La espera es anticipación, resignación solitaria que pone a prueba la gracia con la que consentimos que el tiempo pase. Es siempre preámbulo.
Obertura
La espera es anticipación, resignación solitaria que pone a prueba la gracia con la que consentimos que el tiempo pase. Es siempre preámbulo.
Celebro el momento de antes, disfruto saboreando lo que vendrá: el beso que aún no se ha dado, el regalo envuelto, la nota del examen que no se ha aireado todavía. He aprendido a disfrutar de la paciencia y de los trayectos, tanto que a veces hago de ellos una predilección que antepongo a los hechos. Prefiero excitarme con lo que está por venir porque, en demasiadas ocasiones, el beso no convence, el examen resulta un fracaso y el regalo tienes que devolverlo.

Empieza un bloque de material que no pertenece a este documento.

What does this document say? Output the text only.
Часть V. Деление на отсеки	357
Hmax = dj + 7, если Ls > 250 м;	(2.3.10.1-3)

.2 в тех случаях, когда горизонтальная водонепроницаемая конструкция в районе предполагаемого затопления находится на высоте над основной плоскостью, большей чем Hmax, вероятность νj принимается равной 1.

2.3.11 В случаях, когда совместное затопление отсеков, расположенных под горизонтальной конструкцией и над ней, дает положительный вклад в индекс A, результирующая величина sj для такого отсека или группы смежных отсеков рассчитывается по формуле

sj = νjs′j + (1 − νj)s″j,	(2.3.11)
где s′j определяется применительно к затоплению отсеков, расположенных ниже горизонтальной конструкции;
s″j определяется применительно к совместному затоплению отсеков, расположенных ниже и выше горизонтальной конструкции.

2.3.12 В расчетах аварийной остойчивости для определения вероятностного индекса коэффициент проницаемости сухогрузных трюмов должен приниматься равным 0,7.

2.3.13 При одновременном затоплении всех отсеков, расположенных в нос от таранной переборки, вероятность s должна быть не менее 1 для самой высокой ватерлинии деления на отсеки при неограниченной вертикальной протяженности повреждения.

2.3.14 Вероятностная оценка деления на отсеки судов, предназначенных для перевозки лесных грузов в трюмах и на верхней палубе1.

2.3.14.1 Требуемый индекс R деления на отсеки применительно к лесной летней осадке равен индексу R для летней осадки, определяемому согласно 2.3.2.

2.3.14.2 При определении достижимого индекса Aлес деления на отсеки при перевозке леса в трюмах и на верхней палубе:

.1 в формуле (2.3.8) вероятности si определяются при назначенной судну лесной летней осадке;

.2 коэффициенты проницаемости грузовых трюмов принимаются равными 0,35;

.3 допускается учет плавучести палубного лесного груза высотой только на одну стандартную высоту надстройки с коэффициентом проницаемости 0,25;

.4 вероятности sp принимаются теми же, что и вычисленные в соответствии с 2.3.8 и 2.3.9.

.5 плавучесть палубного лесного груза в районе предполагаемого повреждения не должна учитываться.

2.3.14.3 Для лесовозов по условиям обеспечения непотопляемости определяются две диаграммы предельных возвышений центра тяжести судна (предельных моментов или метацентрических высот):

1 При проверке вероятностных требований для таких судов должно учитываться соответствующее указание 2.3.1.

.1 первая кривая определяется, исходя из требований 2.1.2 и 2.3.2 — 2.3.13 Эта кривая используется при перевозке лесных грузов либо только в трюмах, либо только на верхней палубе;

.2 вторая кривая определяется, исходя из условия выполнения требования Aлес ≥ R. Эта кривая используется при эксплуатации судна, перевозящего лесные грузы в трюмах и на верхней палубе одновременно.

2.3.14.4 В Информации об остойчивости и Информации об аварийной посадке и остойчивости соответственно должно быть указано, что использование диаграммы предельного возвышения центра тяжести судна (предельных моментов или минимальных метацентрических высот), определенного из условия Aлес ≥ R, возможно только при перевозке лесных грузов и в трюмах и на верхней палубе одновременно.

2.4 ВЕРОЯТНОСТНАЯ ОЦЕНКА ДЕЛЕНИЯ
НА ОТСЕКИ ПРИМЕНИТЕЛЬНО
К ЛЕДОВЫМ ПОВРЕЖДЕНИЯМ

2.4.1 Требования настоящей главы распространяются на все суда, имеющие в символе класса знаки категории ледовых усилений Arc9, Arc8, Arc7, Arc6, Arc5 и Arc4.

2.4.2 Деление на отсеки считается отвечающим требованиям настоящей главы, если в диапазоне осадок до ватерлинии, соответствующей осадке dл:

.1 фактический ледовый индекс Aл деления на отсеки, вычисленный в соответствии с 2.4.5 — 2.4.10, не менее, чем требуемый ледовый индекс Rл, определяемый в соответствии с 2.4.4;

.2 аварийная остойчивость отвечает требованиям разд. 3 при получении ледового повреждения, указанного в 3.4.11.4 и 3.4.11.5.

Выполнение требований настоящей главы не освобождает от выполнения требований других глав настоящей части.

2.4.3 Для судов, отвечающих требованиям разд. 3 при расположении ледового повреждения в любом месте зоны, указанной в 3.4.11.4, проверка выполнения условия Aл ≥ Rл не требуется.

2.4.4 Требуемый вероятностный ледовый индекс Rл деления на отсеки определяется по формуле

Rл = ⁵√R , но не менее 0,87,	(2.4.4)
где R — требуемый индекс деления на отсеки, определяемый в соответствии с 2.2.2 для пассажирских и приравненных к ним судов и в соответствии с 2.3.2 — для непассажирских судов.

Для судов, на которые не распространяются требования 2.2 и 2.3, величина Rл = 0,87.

Lo reconozco, me recreo en el meloso preludio que nos tortura lo justo para seguir esperando. Acepto el desafío de la incertidumbre aferrándome a la dulce inminencia. El sonido de violines afinando antes de dar comienzo el concierto. El clímax al final de capítulo que obliga a seguir leyendo.
Aunque también me gusta el sabor de los finales. El olor a lluvia amainada, las ascuas del fuego, el regocijo en lo resuelto. En cierto sentido, y tal vez también por eso, el final es un comienzo fulminante y adelanto de lo nuevo. A su manera, un final es antelación de lo posible. En el entretanto, el beso de antes se torna bueno, el regalo tiene posibilidades y la nota del examen hace justicia al esfuerzo.
Así que hago de mi vida una suerte de proemios y desenlaces, y una cosa lleva a la otra mientras me engaño. No me importa. Me encomiendo a la necesaria dilación de vivir en un suspenso. No creo en lo bueno que se hace esperar sino en la delicia previa o última que se desprende, en parte con zozobra y en parte con sospechosa apetencia, de aquello de lo que no formo parte todavía o ya me ha olvidado.